Por otro lado, Rudolf Arnheim coincide en que los tonos rojizos son más pesados que los azules, pero plantea una interesante tesis opuesta a Mahnke cuando analiza figuras estrictamente bidimensionales. Para Arnheim, a mayor luminosidad corresponde un incremento del peso visual en el plano:

“En cuanto al color plano, el rojo es más pesado que el azul, y los colores claros resultan más pesados que los oscuros. Una zona negra requiere ser considerablemente mayor en superficie que una zona blanca para poder contrapesarla en la composición; esto responde en parte al fenómeno físico de irradiación, el cual provoca que una superficie clara se expanda ópticamente ante el ojo” (Arnheim, 1981).

La variable ambiental de la iluminación

Esta aparente contradicción entre teóricos respecto al valor del color encuentra su punto de equilibrio en el análisis de las condiciones lumínicas del entorno. En situaciones de **baja iluminación ambiental**, los colores luminosos parecen expandirse y acercarse al observador, tornándose cognitivamente más pesados. Por el contrario, bajo **condiciones de iluminación normales**, las superficies luminosas se perciben más lejanas, etéreas y ligeras.

Arnheim añade que el peso final depende de una red compleja de variables dentro de la composición plana: el tamaño físico del objeto, su nivel de aislamiento, su forma intrínseca, su profundidad en perspectiva y su distancia respecto al centro geométrico del lienzo.

Gradación de luminosidad ascendente y descendente

Piero Bottoni es quien define con mayor precisión la alteración del peso visual formal a través del color en la arquitectura. En su célebre manifiesto de 1927 sobre el “Cromatismo Architettonico”, argumenta que el color modifica directamente el centro de gravedad o baricentro aparente de un edificio.
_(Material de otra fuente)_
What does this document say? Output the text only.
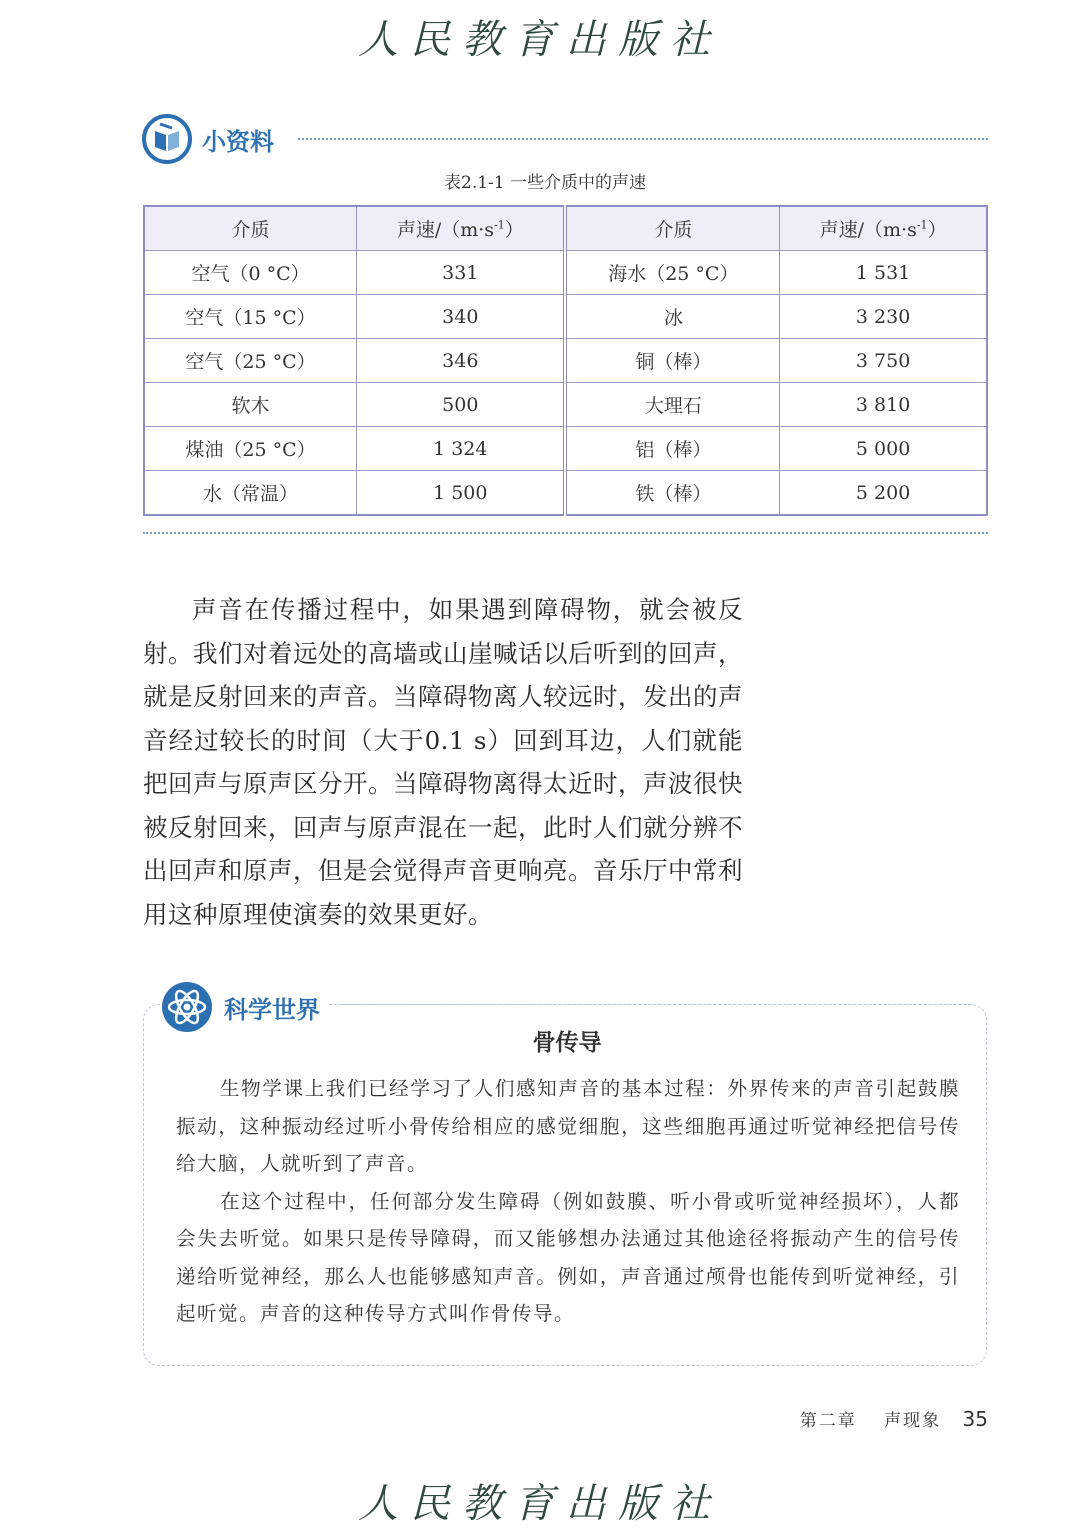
人民教育出版社
小资料
表2.1-1 一些介质中的声速
介质	声速$/(m\cdot s^{-1})$	介质	声速$/(m\cdot s^{-1})$
空气（0 °C）	331	海水（25 °C）	1 531
空气（15 °C）	340	冰	3 230
空气（25 °C）	346	铜（棒）	3 750
软木	500	大理石	3 810
煤油（25 °C）	1 324	铝（棒）	5 000
水（常温）	1 500	铁（棒）	5 200
声音在传播过程中，如果遇到障碍物，就会被反射。我们对着远处的高墙或山崖喊话以后听到的回声，就是反射回来的声音。当障碍物离人较远时，发出的声音经过较长的时间（大于0.1 s）回到耳边，人们就能把回声与原声区分开。当障碍物离得太近时，声波很快被反射回来，回声与原声混在一起，此时人们就分辨不出回声和原声，但是会觉得声音更响亮。音乐厅中常利用这种原理使演奏的效果更好。
科学世界
骨传导

生物学课上我们已经学习了人们感知声音的基本过程：外界传来的声音引起鼓膜振动，这种振动经过听小骨传给相应的感觉细胞，这些细胞再通过听觉神经把信号传给大脑，人就听到了声音。

在这个过程中，任何部分发生障碍（例如鼓膜、听小骨或听觉神经损坏），人都会失去听觉。如果只是传导障碍，而又能够想办法通过其他途径将振动产生的信号传递给听觉神经，那么人也能够感知声音。例如，声音通过颅骨也能传到听觉神经，引起听觉。声音的这种传导方式叫作骨传导。

第二章 声现象 35
人民教育出版社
Dependiendo de si la gradación de luminosidad se dispone en sentido ascendente o descendente, la masa arquitectónica transmitirá sensaciones de absoluto reposo o de desequilibrio dinámico (Le Corbusier & Rüegg, 1997).
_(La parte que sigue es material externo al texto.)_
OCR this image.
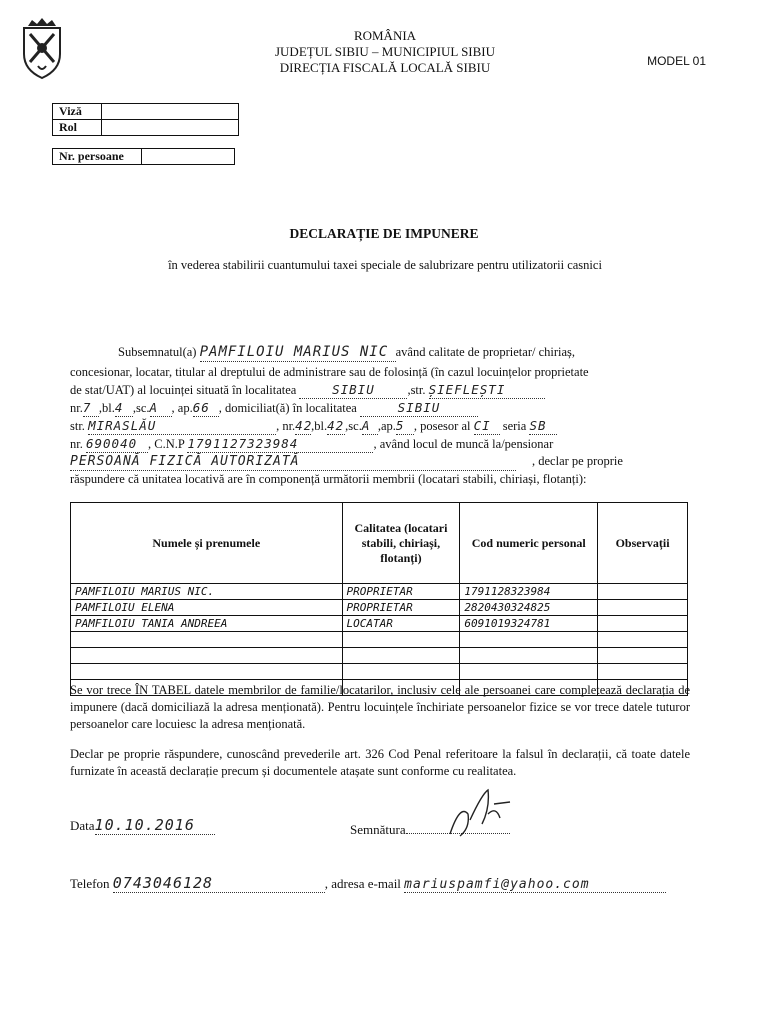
ROMÂNIA
JUDEȚUL SIBIU – MUNICIPIUL SIBIU
DIRECȚIA FISCALĂ LOCALĂ SIBIU	MODEL 01
Viză	
Rol	
Nr. persoane	
DECLARAȚIE DE IMPUNERE
în vederea stabilirii cuantumului taxei speciale de salubrizare pentru utilizatorii casnici
Subsemnatul(a) PAMFILOIU MARIUS NIC având calitate de proprietar/ chiriaș,
concesionar, locatar, titular al dreptului de administrare sau de folosință (în cazul locuințelor proprietate
de stat/UAT) al locuinței situată în localitatea	SIBIU	,str. ȘIEFLEȘTI
nr.7 ,bl.4 ,sc.A , ap.66 , domiciliat(ă) în localitatea	SIBIU
str. MIRASLĂU	, nr.42,bl.42,sc.A ,ap.5 , posesor al CI seria SB
nr. 690040 , C.N.P 1791127323984	, având locul de muncă la/pensionar
PERSOANĂ FIZICĂ AUTORIZATĂ	, declar pe proprie
răspundere că unitatea locativă are în componență următorii membrii (locatari stabili, chiriași, flotanți):
Numele și prenumele	Calitatea (locatari stabili, chiriași, flotanți)	Cod numeric personal	Observații
PAMFILOIU MARIUS NIC.	PROPRIETAR	1791128323984	
PAMFILOIU ELENA	PROPRIETAR	2820430324825	
PAMFILOIU TANIA ANDREEA	LOCATAR	6091019324781	

Se vor trece ÎN TABEL datele membrilor de familie/locatarilor, inclusiv cele ale persoanei care completează declarația de impunere (dacă domiciliază la adresa menționată). Pentru locuințele închiriate persoanelor fizice se vor trece datele tuturor persoanelor care locuiesc la adresa menționată.
Declar pe proprie răspundere, cunoscând prevederile art. 326 Cod Penal referitoare la falsul în declarații, că toate datele furnizate în această declarație precum și documentele atașate sunt conforme cu realitatea.
Data10.10.2016	Semnătura
Telefon 0743046128	, adresa e-mail mariuspamfi@yahoo.com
Caso de Estudio: Astilleros Stralsund

En las monumentales naves industriales de los Astilleros Stralsund (Friedrich Ernst von Garnier, Alemania, 1999), el equipo de diseño cromático aplicó una transición de bandas azules en la fachada que reduce drásticamente el impacto visual de esta inmensa pieza de ingeniería.

Más allá de operar mediante una mimesis plástica que confunde la arquitectura con el cielo de fondo, las bandas azuladas mitigan la escala monumental del complejo frente al tejido urbano de baja densidad del pueblo donde se emplaza. Si estas fachadas se hubiesen tratado con gamas de rojos o tierras densas, el peso aparente hubiese quebrado por completo el equilibrio del paisaje rural.

Astilleros Stralsund de Friedrich Ernst von Garnier
Astilleros Stralsund (Alemania), 1999.
Guía rápida para la asignación de Peso Visual
  • Longitud de onda: A mayor longitud de onda (gama de los rojos y naranjas cálidos) corresponde un mayor peso visual percibido.
  • Cromaticidad y pureza: A mayor grado de saturación y pureza del pigmento, mayor será su peso e impacto compositivo.
  • Valor tonal: En condiciones normales de iluminación, las superficies oscuras y de bajo valor reflectante transmiten mayor sensación de masa y gravedad.

*Excepción Bidimensional (Arnheim): Recuerda que en condiciones de baja iluminación de la escena, el comportamiento se invierte: los tonos claros se expanden y se leen como más cercanos y pesados, mientras que los oscuros pierden presencia física.